Although the panels show different measurements, sets of columns recur (with some variation in the horizontal NT and HS bars, i.e. which columns are included in which group for statistical purposes). This phenomenon could be described in several ways but "admirable thriftiness" is as good as any.

These repetitions are glaringly obvious once they have been pointed out. They are impossible to unsee. It is tempting to criticise the reviewers, and the authors of the approbative side-columns in Nature, for not spotting them... they should be looking at themselves and thinking about their poor life choices. But we need to ask ourselves here, "Would I have done any better without image-enhancement and prompting and priming?" For we do not all have Terminator Vision.


Is it reasonable to expect peer-reviewers to spot the cyclic repeating snaggle-teeth of Figure 1c? 'Condylocarpon Amazonicum' noted this "scenic plot" of "autumnal forest colours", "the forest march[ing] on in regular step", but that observer was already in 'data sleuth' mode: assuming that the data are flawed somewhere and should be scrutinised until the flaws are found.
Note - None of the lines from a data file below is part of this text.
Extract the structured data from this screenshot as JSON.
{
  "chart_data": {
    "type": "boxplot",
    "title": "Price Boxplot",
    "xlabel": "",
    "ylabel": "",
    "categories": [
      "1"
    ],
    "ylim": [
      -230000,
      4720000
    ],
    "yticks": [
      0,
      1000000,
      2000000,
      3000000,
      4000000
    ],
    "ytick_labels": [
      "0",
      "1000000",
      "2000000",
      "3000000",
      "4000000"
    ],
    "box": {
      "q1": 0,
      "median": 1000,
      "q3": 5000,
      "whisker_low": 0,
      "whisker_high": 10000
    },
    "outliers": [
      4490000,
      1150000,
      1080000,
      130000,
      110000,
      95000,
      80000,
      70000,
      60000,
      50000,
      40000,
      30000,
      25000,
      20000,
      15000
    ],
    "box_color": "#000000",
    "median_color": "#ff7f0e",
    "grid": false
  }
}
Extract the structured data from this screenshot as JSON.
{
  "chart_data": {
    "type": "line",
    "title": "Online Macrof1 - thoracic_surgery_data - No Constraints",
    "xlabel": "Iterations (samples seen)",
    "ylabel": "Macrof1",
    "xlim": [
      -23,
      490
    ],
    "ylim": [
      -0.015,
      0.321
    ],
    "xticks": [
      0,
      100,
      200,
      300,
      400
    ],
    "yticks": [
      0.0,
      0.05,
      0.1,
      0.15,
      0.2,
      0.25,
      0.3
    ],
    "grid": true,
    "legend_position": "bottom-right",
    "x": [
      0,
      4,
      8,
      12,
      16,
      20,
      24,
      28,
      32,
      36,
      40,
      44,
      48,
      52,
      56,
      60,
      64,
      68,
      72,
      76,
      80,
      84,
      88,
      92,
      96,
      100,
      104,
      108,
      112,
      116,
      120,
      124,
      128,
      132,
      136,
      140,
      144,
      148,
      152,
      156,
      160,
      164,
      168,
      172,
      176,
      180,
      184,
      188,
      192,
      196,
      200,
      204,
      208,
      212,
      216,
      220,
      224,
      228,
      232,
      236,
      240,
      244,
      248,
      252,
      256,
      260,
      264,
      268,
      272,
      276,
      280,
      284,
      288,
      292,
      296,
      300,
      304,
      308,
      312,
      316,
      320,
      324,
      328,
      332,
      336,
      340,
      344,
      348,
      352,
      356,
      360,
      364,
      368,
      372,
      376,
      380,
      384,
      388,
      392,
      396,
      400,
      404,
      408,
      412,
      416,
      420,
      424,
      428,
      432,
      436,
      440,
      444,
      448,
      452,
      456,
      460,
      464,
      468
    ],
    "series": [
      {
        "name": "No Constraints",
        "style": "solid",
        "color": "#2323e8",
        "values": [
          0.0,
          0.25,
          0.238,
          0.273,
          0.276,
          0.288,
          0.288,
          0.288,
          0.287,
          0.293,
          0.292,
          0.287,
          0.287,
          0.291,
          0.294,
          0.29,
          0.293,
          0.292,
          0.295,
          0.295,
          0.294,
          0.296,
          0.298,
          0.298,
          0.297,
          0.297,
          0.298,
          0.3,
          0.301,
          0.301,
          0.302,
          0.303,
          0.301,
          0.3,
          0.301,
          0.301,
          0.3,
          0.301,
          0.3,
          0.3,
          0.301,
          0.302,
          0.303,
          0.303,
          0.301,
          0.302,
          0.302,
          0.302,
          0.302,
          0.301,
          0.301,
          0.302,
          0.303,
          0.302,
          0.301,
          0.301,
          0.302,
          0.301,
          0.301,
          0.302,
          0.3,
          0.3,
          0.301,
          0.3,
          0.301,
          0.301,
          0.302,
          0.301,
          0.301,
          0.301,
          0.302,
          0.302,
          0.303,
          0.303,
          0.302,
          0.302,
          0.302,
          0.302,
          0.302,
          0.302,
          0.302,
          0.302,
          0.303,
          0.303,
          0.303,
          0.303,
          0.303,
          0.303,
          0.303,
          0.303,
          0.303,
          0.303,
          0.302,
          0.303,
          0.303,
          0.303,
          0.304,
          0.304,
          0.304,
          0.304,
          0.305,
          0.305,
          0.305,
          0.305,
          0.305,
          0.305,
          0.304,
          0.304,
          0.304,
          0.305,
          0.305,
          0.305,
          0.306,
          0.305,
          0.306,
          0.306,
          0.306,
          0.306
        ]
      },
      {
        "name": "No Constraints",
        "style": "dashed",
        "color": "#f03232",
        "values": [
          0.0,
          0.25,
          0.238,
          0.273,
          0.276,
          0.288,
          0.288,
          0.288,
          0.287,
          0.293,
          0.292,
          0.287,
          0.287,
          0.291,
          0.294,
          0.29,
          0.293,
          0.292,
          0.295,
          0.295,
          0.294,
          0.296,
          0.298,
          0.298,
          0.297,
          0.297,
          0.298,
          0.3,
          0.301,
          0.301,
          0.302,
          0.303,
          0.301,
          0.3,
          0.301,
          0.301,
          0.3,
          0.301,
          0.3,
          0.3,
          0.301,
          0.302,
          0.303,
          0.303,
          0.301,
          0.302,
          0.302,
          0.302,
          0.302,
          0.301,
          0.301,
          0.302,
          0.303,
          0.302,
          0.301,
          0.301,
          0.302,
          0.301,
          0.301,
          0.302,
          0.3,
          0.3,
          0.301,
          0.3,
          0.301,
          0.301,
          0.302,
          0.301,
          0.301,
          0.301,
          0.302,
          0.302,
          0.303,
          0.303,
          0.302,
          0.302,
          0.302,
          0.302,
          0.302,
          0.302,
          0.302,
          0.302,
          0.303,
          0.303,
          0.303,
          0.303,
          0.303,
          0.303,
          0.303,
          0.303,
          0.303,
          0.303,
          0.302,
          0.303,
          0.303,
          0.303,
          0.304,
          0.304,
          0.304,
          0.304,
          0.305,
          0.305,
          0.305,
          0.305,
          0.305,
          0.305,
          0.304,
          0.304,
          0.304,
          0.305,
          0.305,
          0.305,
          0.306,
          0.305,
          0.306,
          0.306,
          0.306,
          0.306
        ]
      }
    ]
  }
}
Should this adversarial approach become part of a reviewer's duties?

I have hardly started on the bewildering succession of enhanced and highlighted diagrams within that PubPeer thread. You should read the whole thing; it will help you imagine the plight of the peer-reviewers, confronted with a bewildering succession of diagrams in the original manuscript.

Data malfeasance is not a new phenomenon, of course. It may or may not be encouraged by the new possibilities of digital publication... or by a third trend, where funding bodies are encouraging researchers to network themselves into large-scale collaborations across institutions and across countries. This is just a particularly high-profile case, thanks to the publisher's decision to broadcast the paper through press releases and science churnalists.

We eagerly await the outcome of the editorial investigation into the paper's integrity (announced on October 25), to see who will be singled out as a scapegoat. It is hard to believe that a single rogue author could have faked so many different modes of data collection / presentation.